Так в этом, наверное, и дело. Если нас всех убивает наш аппетит к мясу, значит, решать надо проблему с желанием, а не со способами изготовления мяса?
— Разве чистое мясо не будет поддерживать любовь к мясу у людей, которые однажды могли бы перейти на растительную диету, если только придумать, как убедить их другими аргументами? — спросила я.
У Брюса, как всегда, уже были ответы.
— Три момента, — деловито говорит он. — Первый: это «если» — самое большое в мире. Мы уже пробовали, и ничего не вышло.
— Но разве сейчас веганов не больше, чем когда-либо за всю историю?
— Когда я впервые начал профессионально выступать за веганство в 1996 году, я думал, мы на грани глобального веганства. Стояла такая шумиха. С нами была Алисия Сильверстоун, с нами был Алек Болдуин, с нами была Памела Андерсон — настоящие звезды в 1996 году. И за все время с тех пор цифры особо не изменились.
Не это я читала о росте веганства в Великобритании, где количество веганов, по идее, выросло в четыре раза между 2014 и 2019 годами. Но мировую статистику найти невозможно, а его владение фактами и данными по теме явно обходит мое.

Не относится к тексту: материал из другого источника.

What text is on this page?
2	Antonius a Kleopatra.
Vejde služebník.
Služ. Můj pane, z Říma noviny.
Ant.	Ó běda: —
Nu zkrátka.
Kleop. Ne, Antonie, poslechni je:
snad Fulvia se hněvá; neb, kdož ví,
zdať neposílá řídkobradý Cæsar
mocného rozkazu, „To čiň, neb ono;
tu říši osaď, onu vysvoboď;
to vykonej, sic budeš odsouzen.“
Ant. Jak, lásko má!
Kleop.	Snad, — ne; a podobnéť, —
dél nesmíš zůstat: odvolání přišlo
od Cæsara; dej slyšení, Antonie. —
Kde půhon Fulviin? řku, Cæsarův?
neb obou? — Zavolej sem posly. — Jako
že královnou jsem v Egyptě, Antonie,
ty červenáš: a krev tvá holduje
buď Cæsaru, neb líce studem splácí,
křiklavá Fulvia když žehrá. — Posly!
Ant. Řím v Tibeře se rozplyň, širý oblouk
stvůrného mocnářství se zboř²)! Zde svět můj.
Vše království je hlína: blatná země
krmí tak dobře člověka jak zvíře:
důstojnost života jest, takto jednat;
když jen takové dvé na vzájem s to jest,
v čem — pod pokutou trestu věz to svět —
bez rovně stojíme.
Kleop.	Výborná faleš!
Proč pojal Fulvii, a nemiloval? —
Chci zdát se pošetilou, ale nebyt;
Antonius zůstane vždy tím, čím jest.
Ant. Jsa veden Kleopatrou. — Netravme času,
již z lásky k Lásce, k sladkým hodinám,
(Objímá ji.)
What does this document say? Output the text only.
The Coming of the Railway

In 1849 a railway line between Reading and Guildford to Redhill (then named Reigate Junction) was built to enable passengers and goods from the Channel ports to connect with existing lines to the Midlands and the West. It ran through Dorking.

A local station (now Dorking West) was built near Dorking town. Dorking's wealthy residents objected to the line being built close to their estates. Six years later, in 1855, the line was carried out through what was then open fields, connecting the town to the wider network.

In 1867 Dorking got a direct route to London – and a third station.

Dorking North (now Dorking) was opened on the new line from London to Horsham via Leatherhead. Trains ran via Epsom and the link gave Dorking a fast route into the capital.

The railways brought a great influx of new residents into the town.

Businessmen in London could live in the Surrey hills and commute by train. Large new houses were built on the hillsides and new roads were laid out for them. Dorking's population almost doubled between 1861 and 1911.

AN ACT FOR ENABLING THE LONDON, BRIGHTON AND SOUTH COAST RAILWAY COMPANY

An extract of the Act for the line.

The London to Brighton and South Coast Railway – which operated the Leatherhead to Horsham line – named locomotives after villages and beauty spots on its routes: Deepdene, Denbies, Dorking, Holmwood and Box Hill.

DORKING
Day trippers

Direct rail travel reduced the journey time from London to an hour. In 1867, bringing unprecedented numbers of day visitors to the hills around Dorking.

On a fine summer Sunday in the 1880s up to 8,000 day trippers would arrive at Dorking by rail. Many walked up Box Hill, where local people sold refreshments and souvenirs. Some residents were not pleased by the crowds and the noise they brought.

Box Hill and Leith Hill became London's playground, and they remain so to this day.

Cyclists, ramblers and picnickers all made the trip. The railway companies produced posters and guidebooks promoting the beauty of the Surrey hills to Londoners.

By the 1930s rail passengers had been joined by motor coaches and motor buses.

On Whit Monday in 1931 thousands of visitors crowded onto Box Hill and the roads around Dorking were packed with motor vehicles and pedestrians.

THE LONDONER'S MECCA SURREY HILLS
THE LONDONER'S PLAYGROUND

Его уже было не остановить.
— Второй — просто колоссальный вопрос: «Ну и что?» Какая разница? Если можно производить мясо из растений и напрямую из клеток, то как можно возражать против пропаганды любви к мясу?
— Не появится ли какой-нибудь черный рынок настоящего мяса из животных?
— Он займет крошечную долю от того, что есть сейчас, и у животных будет такая жизнь, какую не жалко прожить. Если 100% животных, выращиваемых на убой, станут хорошо жить до смерти — а ровно так в этом сценарии и произойдет, — то их число будет меньше одного процента от количества скота, находящегося сейчас на бойнях, и обращаться со всеми ними станут хорошо.
Не успеваю я спросить, откуда он это может знать, как он уже переходит к следующему пункту, самому важному и похожему на настоящую причину всех его трудов.
— И наконец третий — это наверняка пройдет. Мир, в котором растительное и чистое мясо займет 98–99% рынка, — это мир, где подавляющее большинство не участвует в эксплуатации животных на ежедневной основе. Важная причина, почему права животных не приживаются, в том, что тогда 98–99% людей участвовали бы в уголовно наказуемой жестокости каждый божий день… — с каждым словом он тычет в стол указательным пальцем, — …если бы у этих животных была правовая защита. А если люди не участвуют в жестокости на ежедневной основе, то путь к миру, где с животными хорошо обращаются, а их права и интересы находятся под защитой, чертовски прост.